In support of our explorations over at Lacuna Group, Wednesday nights if you’d like to join us, and you really really should, I dragged out the 341 poem, which, if you recall, was the first thing that emerged during the 365 project.
It’s actually not bad stuff, and so I made a decision last night to work seriously on it for a while. I may not keep everyone updated as I did back in the day, but if something good happens you’ll be the first to know. You can read all the posts about the poem as it stands now here.
The first thing I have to do, of course, because I want this to be a thing I can work on diligently, is to give it its own Moleskine notebook. I’ve pulled out a small one from my music drawers and am in the process, as I work on other things during the evening, of painting a cover on it.

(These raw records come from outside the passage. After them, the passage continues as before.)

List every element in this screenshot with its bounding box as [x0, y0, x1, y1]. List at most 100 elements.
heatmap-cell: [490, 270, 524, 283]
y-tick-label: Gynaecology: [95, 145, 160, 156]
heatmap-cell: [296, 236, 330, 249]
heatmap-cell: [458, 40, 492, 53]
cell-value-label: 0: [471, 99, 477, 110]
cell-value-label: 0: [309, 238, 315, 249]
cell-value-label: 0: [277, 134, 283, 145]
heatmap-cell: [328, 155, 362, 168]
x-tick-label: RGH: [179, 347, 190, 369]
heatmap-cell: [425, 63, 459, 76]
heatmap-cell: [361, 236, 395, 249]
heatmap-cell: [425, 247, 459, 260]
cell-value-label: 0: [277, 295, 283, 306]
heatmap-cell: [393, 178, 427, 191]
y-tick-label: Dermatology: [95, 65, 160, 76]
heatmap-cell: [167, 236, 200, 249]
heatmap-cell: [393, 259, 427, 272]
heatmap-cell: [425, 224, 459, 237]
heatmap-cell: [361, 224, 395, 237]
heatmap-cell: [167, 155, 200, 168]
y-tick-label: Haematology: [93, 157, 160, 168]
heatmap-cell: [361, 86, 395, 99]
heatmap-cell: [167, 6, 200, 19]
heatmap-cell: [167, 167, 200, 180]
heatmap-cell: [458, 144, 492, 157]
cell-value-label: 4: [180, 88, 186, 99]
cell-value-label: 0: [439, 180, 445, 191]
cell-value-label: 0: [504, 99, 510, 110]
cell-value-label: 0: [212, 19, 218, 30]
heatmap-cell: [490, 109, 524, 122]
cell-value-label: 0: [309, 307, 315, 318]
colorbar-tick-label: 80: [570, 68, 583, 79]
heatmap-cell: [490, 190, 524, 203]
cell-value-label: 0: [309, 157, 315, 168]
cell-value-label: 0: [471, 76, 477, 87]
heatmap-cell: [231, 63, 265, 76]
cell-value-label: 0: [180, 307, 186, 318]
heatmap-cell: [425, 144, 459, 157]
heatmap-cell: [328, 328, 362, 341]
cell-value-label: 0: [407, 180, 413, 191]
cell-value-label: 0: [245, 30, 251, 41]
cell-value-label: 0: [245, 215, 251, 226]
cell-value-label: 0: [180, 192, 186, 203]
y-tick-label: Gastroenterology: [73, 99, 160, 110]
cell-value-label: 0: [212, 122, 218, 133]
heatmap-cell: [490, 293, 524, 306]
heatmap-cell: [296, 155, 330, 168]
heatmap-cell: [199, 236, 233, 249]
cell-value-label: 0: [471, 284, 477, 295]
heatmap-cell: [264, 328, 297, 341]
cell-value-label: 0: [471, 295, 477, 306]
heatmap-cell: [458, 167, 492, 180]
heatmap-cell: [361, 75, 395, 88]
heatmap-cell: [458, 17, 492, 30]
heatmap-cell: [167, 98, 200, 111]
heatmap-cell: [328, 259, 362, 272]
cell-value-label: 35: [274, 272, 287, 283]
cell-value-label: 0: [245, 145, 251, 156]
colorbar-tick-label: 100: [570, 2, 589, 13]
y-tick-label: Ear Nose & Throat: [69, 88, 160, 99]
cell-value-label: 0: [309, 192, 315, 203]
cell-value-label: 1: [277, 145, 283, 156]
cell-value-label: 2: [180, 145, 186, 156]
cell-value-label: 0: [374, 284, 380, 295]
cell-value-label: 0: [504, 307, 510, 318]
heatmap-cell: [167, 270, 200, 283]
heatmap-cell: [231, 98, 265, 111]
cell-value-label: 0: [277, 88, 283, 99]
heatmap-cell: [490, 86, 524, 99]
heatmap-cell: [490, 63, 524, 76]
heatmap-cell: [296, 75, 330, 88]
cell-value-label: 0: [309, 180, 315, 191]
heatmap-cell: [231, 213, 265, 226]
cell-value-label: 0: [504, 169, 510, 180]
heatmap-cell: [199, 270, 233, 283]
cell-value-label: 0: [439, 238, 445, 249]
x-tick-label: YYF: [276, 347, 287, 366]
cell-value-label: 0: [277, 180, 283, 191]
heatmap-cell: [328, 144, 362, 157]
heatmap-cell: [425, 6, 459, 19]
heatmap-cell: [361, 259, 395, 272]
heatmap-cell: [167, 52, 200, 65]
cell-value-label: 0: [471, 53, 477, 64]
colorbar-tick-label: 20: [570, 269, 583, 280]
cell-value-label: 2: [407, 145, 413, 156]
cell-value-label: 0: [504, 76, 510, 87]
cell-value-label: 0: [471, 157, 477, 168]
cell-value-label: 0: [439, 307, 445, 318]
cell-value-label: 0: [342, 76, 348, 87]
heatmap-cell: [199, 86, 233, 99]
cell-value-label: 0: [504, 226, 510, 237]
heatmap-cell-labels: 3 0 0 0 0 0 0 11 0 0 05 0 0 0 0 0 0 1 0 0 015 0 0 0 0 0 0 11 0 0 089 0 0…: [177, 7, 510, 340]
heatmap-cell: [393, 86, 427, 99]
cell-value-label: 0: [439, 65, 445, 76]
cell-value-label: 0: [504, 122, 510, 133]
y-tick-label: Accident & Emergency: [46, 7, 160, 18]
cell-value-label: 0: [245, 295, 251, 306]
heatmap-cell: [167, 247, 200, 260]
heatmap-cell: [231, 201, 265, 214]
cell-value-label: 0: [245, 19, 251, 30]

This is not exactly the waste book approach, but this is not exactly a waste book process. I can focus my “poem energies” in this one place. Or so goes my theory.
In other news, I have listened to John Adams’ Gnarly Buttons and John’s Book of Alleged Dances in the van for a couple of days now and can report on its status. (This is from the stack of CDs on my desk that I’m trying to whittle down.)
Gnarly Buttons is a little mini-concerto for clarinet and is very appealing in many ways. It has some back story to it, but I didn’t read that until I had already made my decision about the piece.
It’s rhythmically complex, almost excessively so, and scored for an extremely oddball assortment: English horn, bassoon, 2 violins, viola, cello, double bass, banjo/mandolin/guitar, and two sampler/pianos who play all kinds of weird sounds, including at one point a moo. (That’s right, a moo.) However, the orchestration is deft and never uninteresting.
There is even actual emotion in several places. On the whole, I think Gnarly Buttons is a keeper.
I’m still unsure of John’s Book of Alleged Dances, a set of 11 short bits for string quartet and prepared tape. It’s not uninteresting, but after I’ve listened to it I’ve already forgotten it. I’m thinking I will not be adding it to iTunes like Gnarly Buttons.
Next up: Tenebrae, by Don Carlo Gesualdo, actual Renaissance prince of Venosa. Gesualdo felt no compunction to follow anyone’s rules, societal or compositional, and his music is usually described as “lurid.” It is good to be the king.